SINGAPORE - The first year of a government scheme to spur Singaporeans to pick up skills saw more than 126,000 people benefitting from it.
They learnt a diverse range of skills - from baking bread to developing mobile applications.
The SkillsFuture Credit scheme, which was introduced last January for more than two million people, gives Singaporeans aged 25 and older an initial $500 credit to pay for skills courses.
SkillsFuture Singapore (SSG) revealed in an update on Friday (Jan 6) that some 34 per cent of those who tapped on the initiative last year used it more than once.
About 63 per cent of the SkillsFuture Credit users were aged 40 and older, said the statutory board.
Information and communications technology (ICT) was the most popular training area across all age groups.
Minister for Education (Higher Education and Skills) Ong Ye Kung said he also signed up for an online course in data analytics, but does not intend to claim the credits.
It's a refresher for him as data analytics, which used to be known as econometrics, was his undergraduate discipline.
"It's 20 hours long and I am going through it slowly, whenever I have some time, such as when I am on the exercise machine," he wrote.
Older Singaporeans tapped their credits to learn simple skills such as using basic computer functions, while younger Singaporeans enrolled for courses on emerging skills such as data analytics.
Other popular training areas include language skills, productivity and innovation, and security and investigation.
The credits do not expire and will be topped up periodically, so they can be accumulated for more expensive courses.

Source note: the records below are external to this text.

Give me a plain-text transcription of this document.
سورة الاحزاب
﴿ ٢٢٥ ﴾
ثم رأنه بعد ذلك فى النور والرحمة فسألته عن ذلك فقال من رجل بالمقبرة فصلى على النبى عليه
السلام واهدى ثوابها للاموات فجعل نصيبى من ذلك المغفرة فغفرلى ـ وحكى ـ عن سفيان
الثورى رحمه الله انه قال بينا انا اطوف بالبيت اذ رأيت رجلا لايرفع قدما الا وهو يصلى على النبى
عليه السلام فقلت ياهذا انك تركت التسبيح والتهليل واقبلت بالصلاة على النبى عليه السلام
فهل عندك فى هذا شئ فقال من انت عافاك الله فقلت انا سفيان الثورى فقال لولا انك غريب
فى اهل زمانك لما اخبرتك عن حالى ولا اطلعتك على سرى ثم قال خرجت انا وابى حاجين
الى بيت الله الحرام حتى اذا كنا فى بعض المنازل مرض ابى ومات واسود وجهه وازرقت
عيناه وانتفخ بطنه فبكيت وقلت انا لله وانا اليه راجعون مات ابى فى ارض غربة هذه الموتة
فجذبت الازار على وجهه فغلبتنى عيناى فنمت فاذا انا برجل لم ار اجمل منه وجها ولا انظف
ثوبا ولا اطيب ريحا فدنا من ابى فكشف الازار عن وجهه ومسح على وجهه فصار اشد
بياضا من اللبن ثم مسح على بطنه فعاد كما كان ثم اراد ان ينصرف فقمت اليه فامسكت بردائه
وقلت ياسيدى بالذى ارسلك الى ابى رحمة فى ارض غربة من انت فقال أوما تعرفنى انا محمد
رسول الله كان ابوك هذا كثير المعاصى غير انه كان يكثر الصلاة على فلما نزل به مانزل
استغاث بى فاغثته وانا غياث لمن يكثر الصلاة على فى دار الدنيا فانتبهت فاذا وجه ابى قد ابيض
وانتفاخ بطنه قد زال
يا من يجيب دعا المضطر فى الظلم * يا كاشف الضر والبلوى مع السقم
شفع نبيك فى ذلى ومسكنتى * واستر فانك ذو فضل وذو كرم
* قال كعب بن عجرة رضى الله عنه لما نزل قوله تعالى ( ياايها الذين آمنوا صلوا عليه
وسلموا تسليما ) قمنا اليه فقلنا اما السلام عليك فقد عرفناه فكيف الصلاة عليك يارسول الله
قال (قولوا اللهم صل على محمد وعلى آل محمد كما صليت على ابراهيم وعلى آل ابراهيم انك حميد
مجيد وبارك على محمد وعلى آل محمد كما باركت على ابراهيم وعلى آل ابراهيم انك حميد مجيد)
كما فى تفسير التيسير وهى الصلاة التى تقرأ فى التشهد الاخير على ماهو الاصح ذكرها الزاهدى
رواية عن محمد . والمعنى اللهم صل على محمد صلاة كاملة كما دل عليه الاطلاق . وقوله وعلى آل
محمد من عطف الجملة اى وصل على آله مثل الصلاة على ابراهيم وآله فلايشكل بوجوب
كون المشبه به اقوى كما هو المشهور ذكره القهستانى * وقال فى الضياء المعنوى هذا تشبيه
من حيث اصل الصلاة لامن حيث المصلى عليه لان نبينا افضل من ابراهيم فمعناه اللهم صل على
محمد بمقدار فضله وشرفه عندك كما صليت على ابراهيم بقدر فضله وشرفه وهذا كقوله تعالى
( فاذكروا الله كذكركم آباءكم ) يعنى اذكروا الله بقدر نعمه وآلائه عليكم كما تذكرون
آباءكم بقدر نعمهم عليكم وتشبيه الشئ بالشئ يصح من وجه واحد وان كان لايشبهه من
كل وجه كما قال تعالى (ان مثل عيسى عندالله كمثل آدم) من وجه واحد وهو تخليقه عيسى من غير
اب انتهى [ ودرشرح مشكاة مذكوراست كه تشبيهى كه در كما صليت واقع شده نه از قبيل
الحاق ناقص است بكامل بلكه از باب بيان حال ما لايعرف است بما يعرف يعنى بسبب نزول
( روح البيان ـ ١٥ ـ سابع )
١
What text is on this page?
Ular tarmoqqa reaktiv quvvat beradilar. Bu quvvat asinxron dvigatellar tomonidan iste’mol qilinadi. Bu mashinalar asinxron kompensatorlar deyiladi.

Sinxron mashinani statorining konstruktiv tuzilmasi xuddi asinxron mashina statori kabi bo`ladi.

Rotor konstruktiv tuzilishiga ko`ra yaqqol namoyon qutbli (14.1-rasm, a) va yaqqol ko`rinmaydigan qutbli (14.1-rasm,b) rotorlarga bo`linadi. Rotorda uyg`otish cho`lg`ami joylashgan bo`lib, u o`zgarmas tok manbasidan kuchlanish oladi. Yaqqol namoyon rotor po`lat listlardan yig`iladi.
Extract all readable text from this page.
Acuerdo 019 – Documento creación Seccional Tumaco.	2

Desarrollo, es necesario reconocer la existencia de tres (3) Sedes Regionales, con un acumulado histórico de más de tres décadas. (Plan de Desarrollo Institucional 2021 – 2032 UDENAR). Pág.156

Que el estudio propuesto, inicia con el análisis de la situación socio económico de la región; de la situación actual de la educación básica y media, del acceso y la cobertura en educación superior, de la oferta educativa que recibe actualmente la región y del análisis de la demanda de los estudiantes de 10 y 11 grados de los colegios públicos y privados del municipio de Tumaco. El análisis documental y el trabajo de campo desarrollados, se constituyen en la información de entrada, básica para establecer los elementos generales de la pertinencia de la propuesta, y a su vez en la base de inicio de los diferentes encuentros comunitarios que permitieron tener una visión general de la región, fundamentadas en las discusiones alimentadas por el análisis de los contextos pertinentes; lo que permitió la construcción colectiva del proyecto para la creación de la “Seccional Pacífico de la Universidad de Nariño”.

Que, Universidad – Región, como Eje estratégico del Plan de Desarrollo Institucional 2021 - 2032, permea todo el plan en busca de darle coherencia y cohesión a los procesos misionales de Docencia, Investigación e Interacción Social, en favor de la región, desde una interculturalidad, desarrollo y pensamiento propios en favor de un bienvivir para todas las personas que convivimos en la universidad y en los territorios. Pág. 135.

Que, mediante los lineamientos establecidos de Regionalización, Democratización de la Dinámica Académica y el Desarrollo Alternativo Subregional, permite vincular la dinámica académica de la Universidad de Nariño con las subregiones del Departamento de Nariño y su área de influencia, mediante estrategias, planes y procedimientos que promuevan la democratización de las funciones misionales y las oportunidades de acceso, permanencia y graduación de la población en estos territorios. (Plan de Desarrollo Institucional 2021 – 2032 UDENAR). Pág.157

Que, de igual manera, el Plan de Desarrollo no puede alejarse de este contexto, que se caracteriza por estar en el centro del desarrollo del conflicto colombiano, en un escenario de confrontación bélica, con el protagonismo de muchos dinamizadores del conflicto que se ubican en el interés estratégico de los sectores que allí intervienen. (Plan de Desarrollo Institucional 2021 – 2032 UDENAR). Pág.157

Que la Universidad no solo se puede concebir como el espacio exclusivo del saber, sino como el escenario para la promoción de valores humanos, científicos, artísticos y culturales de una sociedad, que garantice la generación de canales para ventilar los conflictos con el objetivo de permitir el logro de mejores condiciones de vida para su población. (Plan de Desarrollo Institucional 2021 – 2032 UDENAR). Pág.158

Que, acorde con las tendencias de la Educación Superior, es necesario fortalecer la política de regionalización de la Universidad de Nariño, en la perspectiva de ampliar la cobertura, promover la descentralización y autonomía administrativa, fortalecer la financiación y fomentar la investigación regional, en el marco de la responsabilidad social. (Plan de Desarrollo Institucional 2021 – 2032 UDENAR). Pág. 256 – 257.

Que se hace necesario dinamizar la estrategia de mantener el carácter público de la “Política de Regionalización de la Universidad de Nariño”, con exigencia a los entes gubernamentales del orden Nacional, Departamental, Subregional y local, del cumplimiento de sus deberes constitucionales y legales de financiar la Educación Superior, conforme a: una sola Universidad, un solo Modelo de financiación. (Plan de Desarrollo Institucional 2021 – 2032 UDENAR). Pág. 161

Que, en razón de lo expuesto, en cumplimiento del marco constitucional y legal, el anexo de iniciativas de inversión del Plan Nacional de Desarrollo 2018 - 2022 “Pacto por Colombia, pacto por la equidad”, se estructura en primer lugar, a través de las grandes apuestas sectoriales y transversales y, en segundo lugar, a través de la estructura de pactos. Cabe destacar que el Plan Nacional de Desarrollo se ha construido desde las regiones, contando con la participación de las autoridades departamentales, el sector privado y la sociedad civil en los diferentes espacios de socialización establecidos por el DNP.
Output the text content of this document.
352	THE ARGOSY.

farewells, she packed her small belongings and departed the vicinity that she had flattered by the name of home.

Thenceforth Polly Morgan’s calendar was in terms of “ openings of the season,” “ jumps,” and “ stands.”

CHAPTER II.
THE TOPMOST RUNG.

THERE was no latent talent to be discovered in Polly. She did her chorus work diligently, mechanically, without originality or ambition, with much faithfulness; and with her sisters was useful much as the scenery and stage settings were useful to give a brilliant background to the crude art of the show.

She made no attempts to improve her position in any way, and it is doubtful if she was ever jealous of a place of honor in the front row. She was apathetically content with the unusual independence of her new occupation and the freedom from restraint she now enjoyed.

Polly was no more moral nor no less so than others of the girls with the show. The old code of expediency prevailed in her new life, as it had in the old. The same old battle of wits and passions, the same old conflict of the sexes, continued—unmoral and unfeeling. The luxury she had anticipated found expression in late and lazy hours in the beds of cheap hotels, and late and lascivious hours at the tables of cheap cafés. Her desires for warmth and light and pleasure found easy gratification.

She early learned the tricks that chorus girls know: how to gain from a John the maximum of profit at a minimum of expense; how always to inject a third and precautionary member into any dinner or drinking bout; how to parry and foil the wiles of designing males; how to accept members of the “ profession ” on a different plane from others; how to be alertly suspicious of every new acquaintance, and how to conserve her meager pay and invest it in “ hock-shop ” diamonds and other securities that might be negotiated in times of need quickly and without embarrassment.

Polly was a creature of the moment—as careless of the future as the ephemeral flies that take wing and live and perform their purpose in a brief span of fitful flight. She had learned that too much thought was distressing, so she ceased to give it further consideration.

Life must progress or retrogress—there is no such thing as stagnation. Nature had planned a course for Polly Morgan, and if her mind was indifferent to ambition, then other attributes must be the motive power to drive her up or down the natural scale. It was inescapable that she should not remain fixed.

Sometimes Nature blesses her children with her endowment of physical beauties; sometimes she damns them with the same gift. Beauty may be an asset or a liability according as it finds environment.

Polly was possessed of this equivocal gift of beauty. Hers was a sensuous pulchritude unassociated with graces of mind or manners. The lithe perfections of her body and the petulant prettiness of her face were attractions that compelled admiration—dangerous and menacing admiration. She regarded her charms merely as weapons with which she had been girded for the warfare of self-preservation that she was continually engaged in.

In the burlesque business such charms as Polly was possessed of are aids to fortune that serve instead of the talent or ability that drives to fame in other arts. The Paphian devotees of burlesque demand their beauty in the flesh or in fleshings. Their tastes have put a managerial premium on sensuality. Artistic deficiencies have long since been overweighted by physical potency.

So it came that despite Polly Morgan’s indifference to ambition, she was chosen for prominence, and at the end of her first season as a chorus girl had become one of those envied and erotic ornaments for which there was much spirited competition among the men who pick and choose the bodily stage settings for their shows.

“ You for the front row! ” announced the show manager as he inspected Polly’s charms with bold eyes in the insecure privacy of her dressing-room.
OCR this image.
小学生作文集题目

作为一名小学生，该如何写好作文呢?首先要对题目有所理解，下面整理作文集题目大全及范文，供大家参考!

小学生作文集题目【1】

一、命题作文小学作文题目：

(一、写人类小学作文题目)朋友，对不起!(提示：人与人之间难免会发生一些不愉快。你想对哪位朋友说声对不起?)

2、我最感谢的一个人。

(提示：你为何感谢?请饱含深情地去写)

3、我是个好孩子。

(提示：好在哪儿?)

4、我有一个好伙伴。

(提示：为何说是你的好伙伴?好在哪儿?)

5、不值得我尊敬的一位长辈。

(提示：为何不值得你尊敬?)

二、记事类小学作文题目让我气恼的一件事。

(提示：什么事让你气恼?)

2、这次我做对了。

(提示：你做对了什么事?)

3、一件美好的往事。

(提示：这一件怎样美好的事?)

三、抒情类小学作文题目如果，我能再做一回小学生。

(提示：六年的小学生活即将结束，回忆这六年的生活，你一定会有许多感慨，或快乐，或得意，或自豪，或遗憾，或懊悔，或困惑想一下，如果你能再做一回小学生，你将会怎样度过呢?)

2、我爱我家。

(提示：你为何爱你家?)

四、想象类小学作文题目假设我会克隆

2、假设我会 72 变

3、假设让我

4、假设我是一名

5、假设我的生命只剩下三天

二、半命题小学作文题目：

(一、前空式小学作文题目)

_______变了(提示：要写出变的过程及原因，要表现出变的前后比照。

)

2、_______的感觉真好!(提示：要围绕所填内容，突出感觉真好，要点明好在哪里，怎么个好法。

Hoping to equip himself with emerging skills, transport planner Zhang Weisheng used his SkillsFuture Credit on a data visualisation and communication course last year.
"I wanted to upgrade my knowledge, and I was quite convinced that this is an area that would be relevant in the future," he said.
The 31-year-old, who is now pursuing an online course in Java programming, noted that there are many courses Singaporeans can use the credits for.
"It is a small encouragement for people to go out there and upgrade themselves," he said.
National University of Singapore economics lecturer Kelvin Seah said the scheme's uptake is encouraging.
He added: "It signals that people are receptive to acquiring new skills and knowledge that could potentially help them perform better in their existing and future jobs."